Screenwriter Jeffrey Hatcher, adapting a novel by Mitch
Cullin, juggles three plotlines, as Holmes finds his mind drawn to his final
case. He can’t quite remember the details, something about a man (Patrick
Kennedy) worried about his wife (Hattie Morahan), but wants to write down what
he can before he forgets entirely. All he knows is that it ended in a way that
convinced him to retire. We’re drawn back into these flashbacks where a
sprightlier McKellen puts a bounce in his step and a twinkle in his eye to play
Holmes in his prime, which makes the sight of the stooped, slowed man in the
film’s present all the more affecting. Interspersed with these two timelines
are glimpses of a post-World War II trip to Japan where Holmes met with a man
(Hiroyuki Sanada) who promises to help him find a plant to help stave off
dementia.
The way these plotlines interact is confused, and never
quite reaches a satisfying convergence.
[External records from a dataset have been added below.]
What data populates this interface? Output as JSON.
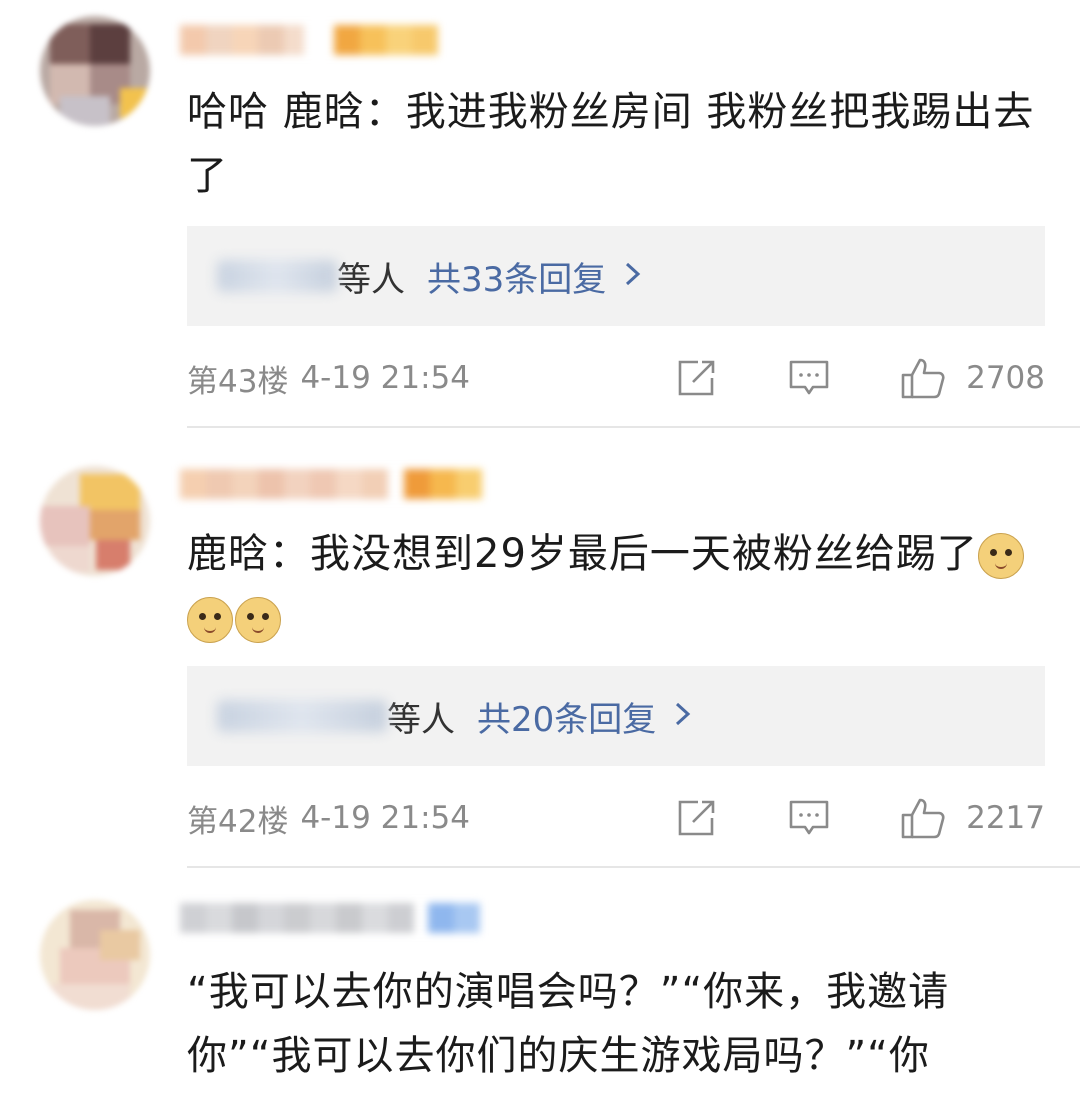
{
  "comments": [
    {
      "text": "哈哈 鹿晗：我进我粉丝房间 我粉丝把我踢出去了",
      "reply_who": "等人",
      "reply_count": "共33条回复",
      "floor": "第43楼",
      "time": "4-19 21:54",
      "likes": "2708"
    },
    {
      "text": "鹿晗：我没想到29岁最后一天被粉丝给踢了",
      "emoji": [
        "doge",
        "doge",
        "doge"
      ],
      "reply_who": "等人",
      "reply_count": "共20条回复",
      "floor": "第42楼",
      "time": "4-19 21:54",
      "likes": "2217"
    },
    {
      "text": "“我可以去你的演唱会吗？”“你来，我邀请你”“我可以去你们的庆生游戏局吗？”“你"
    }
  ],
  "icons": {
    "chevron": "chevron-right-icon",
    "share": "share-icon",
    "comment": "comment-icon",
    "like": "thumbs-up-icon"
  },
  "colors": {
    "link": "#4a6aa3",
    "meta": "#8a8a8a",
    "reply_bg": "#f2f2f2"
  }
}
But holding it together is Condon’s
smooth and soft approach, which frames period detail in a comfortably handsome structure,
emphasizing crisp British Masterpiece
Theater subtlety and sturdy empathy. Best of all is Condon's focus on McKellen (the director and star of Gods and Monsters reunited) and his tremendous performance. The great actor capably plays different stages of Holmes life, both an aging charmer and a man dragged back into memory while still trying to be of some use. He lets us see every bit of the younger Holmes we know filtering through the older man's countenance, sparkling animated eyes in a dignified wrinkled face. In the film’s
best subplot, he forms a warm, wonderful grandfatherly relationship with the
housekeeper’s son. The boy is eager to learn from the great man he’s read about
and whom he admires, and Holmes is happy to find someone who he can engage
intellectually. It’s a sweet intergenerational friendship, where the young and
the old bond over shared passions for learning, thinking, a sense of discovery,
and mystery.
Mr. Holmes is a
tenderly felt and delicately wrought film, crackling with a delightful lead
performance, relaxed and complex. For a man defined by his intellect, it’s
important to maintain his sense of educated perception. That’s what makes his
mental slippage so devastating, something he fights against and tries to
ignore. It speaks to a desire to stand near the end and look back into one’s
life, trying to make sense of it while looking forward to the legacy one hopes
to leave behind. The film compassionately imagines a graceful and wistful
twilight for the great Sherlock Holmes, finding small surprises and resonant
emotional detail in a man who has left his life’s vocation behind him but can’t
stop noticing, piecing together old memories while forging new ones in the
hopes of still being able to make a difference in another’s life.